A Kerrey campaigner said she was happy to hear him address the "carpetbagger" issue because it's the leading question she gets when going door-to-door to talk with Nebraska voters.
A poll conducted for the Omaha World-Herald showed that Kerrey was trailing Fischer by 10 percentage points in a statewide survey of 800 voters. That gap spread by 16 percentage points in a survey of likely voters. Fischer had 56 percent of the vote to Kerrey's 40 percent, according to the poll results.
Kerrey said Sunday the spread was 28 percent just a few weeks ago, so the change means his campaign is gaining momentum.
"Whoever it is that is saying I'm a carpetbagger still has to decide "who do you think is going to be more effective," Kerrey said. "Do you think my experience in the military, as a businessman, governor, senator is going to be more effective "yes or no."
Kerrey said there's some fundamental differences between he and Fischer, particularly when it comes to a balanced budget.
"It needs to be balanced, but there's a right and wrong way," Kerrey said Sunday.

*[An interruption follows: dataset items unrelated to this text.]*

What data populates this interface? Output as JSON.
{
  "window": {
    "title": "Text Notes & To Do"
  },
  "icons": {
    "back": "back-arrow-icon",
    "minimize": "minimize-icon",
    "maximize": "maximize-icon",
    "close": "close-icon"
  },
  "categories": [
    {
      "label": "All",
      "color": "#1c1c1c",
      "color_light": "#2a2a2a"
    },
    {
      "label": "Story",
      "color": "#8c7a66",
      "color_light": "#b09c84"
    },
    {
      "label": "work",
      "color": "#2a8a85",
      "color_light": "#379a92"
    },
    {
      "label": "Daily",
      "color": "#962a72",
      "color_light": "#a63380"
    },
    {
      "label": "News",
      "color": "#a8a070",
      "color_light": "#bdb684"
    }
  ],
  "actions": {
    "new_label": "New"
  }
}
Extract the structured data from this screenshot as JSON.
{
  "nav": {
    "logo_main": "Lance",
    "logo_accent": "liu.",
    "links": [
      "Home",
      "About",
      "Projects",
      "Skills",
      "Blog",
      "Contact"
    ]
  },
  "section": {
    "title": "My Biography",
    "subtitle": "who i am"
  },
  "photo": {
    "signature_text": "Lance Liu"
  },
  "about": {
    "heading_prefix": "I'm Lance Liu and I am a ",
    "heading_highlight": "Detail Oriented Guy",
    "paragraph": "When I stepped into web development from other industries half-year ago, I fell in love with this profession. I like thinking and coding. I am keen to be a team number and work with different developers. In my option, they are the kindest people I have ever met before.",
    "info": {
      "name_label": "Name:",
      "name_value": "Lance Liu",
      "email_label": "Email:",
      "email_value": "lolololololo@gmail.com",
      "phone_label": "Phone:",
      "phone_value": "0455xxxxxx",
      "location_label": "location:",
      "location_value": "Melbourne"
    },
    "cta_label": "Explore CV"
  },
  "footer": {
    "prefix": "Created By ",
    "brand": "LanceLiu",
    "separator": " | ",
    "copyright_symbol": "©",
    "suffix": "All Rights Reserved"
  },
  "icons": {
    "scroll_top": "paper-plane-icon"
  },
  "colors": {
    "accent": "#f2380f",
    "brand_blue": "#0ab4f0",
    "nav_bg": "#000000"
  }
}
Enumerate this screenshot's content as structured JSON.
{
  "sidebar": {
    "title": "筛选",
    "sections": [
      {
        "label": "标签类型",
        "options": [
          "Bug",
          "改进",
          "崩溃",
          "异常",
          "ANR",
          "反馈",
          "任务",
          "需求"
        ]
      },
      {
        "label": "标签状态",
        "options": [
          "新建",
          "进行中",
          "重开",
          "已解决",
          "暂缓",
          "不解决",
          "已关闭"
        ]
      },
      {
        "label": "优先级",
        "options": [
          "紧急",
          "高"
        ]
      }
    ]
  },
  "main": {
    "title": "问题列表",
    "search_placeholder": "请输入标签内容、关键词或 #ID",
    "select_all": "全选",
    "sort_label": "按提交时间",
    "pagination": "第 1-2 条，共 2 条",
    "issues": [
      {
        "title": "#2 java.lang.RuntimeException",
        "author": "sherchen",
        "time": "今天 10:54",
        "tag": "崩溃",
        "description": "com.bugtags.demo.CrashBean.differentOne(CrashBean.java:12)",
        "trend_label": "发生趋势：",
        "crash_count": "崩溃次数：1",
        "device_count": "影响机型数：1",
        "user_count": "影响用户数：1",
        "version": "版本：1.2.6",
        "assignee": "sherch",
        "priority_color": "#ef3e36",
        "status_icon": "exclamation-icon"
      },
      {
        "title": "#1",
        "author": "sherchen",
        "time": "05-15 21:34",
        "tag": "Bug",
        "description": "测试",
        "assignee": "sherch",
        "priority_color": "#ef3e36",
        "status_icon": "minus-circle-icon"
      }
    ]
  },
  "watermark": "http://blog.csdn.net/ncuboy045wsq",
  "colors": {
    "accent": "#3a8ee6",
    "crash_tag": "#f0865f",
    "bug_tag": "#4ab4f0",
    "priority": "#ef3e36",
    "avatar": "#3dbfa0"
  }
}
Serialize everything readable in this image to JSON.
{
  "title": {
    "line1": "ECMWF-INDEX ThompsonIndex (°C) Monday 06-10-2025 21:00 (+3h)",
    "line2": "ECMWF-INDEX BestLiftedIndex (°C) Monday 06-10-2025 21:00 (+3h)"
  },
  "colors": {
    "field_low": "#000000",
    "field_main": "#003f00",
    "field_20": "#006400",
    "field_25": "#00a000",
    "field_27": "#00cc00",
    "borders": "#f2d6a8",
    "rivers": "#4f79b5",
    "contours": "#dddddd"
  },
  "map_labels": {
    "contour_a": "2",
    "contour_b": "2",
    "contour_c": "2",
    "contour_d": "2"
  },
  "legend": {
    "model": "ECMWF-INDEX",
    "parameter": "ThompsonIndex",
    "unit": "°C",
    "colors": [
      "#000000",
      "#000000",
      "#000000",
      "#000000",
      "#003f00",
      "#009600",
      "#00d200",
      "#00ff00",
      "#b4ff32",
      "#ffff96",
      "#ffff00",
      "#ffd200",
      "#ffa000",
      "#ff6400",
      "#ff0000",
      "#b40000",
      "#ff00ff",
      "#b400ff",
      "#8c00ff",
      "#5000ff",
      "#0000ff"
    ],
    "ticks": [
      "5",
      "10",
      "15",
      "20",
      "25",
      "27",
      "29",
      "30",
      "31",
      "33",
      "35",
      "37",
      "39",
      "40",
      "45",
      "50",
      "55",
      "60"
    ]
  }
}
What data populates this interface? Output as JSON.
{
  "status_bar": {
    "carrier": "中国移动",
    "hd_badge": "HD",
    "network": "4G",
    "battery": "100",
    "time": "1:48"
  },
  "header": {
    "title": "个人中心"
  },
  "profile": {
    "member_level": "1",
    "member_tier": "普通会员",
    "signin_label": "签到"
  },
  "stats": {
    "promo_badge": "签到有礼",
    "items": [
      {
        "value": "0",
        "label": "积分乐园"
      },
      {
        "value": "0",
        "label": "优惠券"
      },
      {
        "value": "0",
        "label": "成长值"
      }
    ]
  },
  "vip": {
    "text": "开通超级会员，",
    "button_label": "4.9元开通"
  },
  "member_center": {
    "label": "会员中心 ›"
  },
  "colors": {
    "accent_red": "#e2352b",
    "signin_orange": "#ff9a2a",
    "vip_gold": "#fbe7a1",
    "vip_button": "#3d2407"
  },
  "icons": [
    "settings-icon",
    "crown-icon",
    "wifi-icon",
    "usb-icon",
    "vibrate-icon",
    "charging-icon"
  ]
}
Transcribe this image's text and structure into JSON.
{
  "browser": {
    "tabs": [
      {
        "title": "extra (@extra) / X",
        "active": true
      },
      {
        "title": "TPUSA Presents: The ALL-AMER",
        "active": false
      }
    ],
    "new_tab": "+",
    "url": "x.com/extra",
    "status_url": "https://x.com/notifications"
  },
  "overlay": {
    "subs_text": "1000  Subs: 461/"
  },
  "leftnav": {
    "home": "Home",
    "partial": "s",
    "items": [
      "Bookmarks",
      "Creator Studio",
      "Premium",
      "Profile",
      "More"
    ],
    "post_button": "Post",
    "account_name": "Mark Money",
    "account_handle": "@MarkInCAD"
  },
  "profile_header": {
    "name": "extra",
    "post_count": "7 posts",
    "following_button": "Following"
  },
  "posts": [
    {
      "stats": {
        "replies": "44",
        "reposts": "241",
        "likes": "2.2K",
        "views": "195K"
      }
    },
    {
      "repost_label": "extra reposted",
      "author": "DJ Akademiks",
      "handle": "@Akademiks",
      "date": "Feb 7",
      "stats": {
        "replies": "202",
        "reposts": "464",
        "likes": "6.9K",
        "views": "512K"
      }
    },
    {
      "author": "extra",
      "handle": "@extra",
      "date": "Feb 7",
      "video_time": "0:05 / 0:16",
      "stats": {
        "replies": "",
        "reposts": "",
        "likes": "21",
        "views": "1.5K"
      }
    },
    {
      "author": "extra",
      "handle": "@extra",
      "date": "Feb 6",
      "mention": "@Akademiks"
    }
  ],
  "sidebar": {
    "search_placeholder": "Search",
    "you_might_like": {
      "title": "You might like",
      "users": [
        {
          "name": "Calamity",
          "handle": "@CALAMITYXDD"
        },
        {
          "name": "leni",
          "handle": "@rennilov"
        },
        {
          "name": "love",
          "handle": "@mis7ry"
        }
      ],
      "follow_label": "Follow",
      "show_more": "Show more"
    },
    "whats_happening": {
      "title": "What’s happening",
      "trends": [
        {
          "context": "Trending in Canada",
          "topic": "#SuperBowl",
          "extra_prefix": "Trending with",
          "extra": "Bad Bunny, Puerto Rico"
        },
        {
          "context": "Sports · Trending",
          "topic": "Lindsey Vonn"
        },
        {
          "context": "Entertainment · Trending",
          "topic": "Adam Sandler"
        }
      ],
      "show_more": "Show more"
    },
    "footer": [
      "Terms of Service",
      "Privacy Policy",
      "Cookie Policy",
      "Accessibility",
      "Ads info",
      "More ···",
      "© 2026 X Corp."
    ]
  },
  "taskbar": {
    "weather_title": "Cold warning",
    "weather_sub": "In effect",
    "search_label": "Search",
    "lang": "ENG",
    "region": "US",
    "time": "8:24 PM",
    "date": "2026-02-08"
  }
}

He favors tailored cuts and some new revenue in a phased balancing process as compared to Fischer's endorsement of the Nordquist plan that is focused on what Kerrey calls drastic and destructive cuts, including those to Social Security and Medicare, that would hurt many Nebraskans.
He wants to change Washington to move toward more bipartisan efforts to get things done with the budget, taxes and immigration.
That's in sharp contrast to the stalemates and inactivity of the last week.
"No budget, no appropriations, no Farm Bill, no jobs bill for veterans," Kerrey said as his voice grew louder and louder until 11-year-old son, Henry, ran to the back of the room to wave his dad down.
Kerrey stopped in mid-sentence.
"Quit being angry?" Kerrey asked Henry.
"Yeah," the boy said running behind his father and back to his seat at the side of the lectern.
"My son, he's my angry meter," Kerrey quipped. "Calm down."
"It's a lot of things they should have gotten done," Kerrey said of Congress.